La fiscalité devrait accompagner la reprise des entreprises
P. G. : Il y a douze mille cinq cents ETI en Allemagne, dont huit mille sont familiales, à comparer aux quatre mille cinq cents ETI françaises, dont un tiers seulement est de type patrimonial. Dans de telles sociétés, l’affectio societatis est généralement très forte, ce qui évite qu’à la première difficulté, la relation avec les actionnaires ne dégénère en conflit ouvert.
Dès lors qu’une telle entreprise se vend à un fonds, elle court le risque, à la première baisse de rentabilité, d’être fermée par un centre de décision déporté à l’autre bout du monde. La financiarisation de l’économie pousse à des décisions insensées.
DÉPENSES PUBLIQUES ET CHARGES PRIVÉES
Le rôle des médias
Je suis choqué de n’entendre parler dans les journaux télévisés que de Florange, Goodyear Amiens Nord ou Fralib, car l’industrie ne se résume pas à ces échecs. En Allemagne, ces sujets sont bien sûr couverts, mais on parle aussi du dernier champ d’éoliennes installé au Maroc, de la dernière réalisation de Siemens, de l’ascenseur ultrarapide installé dans un nouveau gratte-ciel, etc.

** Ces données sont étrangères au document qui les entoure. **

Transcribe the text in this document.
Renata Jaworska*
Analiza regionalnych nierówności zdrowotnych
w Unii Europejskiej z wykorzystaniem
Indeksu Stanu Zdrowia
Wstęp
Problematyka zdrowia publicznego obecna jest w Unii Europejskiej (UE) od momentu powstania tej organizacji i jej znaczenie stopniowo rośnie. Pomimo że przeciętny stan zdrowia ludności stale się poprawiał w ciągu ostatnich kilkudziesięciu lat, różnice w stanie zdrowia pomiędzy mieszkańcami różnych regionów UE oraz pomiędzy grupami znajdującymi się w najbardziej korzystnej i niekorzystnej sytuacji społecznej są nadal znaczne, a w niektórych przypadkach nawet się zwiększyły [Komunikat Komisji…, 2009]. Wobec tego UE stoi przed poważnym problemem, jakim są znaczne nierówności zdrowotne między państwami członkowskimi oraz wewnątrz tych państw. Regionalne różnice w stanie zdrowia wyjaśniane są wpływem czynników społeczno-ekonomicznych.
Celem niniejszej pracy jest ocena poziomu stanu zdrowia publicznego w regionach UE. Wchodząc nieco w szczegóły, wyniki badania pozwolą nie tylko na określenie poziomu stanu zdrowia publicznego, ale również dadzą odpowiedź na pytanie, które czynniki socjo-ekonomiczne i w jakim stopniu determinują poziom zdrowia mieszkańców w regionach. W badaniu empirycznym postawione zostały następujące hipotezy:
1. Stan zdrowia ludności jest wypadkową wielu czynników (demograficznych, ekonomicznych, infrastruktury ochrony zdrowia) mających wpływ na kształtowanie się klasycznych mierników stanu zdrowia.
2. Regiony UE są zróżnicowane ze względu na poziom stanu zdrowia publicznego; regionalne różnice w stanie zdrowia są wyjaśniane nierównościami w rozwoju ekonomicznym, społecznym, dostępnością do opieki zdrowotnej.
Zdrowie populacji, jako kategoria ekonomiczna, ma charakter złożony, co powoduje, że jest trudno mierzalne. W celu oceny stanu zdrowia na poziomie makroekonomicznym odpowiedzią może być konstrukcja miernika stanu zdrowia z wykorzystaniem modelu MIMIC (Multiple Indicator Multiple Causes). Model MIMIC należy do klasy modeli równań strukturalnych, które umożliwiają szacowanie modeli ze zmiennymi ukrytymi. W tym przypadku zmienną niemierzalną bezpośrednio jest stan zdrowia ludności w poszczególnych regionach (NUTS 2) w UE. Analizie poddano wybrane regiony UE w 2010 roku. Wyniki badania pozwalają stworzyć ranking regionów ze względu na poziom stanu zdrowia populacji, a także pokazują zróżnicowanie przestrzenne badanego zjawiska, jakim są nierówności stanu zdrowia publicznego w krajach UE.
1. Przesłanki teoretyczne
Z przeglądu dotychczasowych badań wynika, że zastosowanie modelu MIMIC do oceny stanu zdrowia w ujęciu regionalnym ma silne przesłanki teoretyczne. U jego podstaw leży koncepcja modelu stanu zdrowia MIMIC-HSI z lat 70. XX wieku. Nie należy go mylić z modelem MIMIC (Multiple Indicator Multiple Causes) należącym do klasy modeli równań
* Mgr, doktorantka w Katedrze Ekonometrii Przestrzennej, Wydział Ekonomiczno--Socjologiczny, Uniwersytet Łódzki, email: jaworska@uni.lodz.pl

À côté de la lutte des classes chez Goodyear Amiens Nord, où la situation est dramatique pour les salariés, il faudrait aussi montrer Goodyear Amiens Sud, là où le personnel s’est adapté et a préservé son emploi.
L’État n’est certes pas directement responsable de cela mais, alors que dans nos entreprises, depuis trente ans, nous avons comprimé l’informatique, le contrôle de gestion, la finance, le back-office, etc., les structures de l’État et des collectivités publiques sont restées pléthoriques. Les 56 % de PIB que représentent les dépenses globales de cette sphère publique, face à 45 % en Allemagne, pèsent lourdement sur les entreprises. Les dépenses de santé et de protection sociale sont très lourdes et continuent d’augmenter.
C’est un problème qui n’a été réglé par aucun gouvernement depuis quarante ans. La démotivation de toutes les forces vives de la nation, professions libérales, artisans et chefs d’entreprises, est devenue très préoccupante.
Tous tiennent le même discours : coût trop élevé du travail, marché du travail trop contraint, problèmes de financement, fiscalité asphyxiante, etc. Alors que toutes ces personnes pourraient chacune créer ne serait-ce qu’un seul emploi, si elles étaient en confiance, elles n’osent plus en prendre le risque.
AIMER L’INDUSTRIE
Comment peut-on redynamiser notre industrie dans le contexte actuel de désindustrialisation ?
La démotivation de toutes les forces vives de la Nation est devenue très préoccupante
P.G. : En vingt ans, j’ai créé quatre cents emplois en France. Pour cela, il faut être capable de s’adapter aux moments de crise. J’ai aujourd’hui besoin, sur un site, de réaliser une trentaine d’embauches pour le spatial. Je vais le faire, mais avec une crainte majeure : si, à l’avenir, le spatial en vient à traverser une crise, vais-je pouvoir m’adapter et que vais-je faire de ces salariés ?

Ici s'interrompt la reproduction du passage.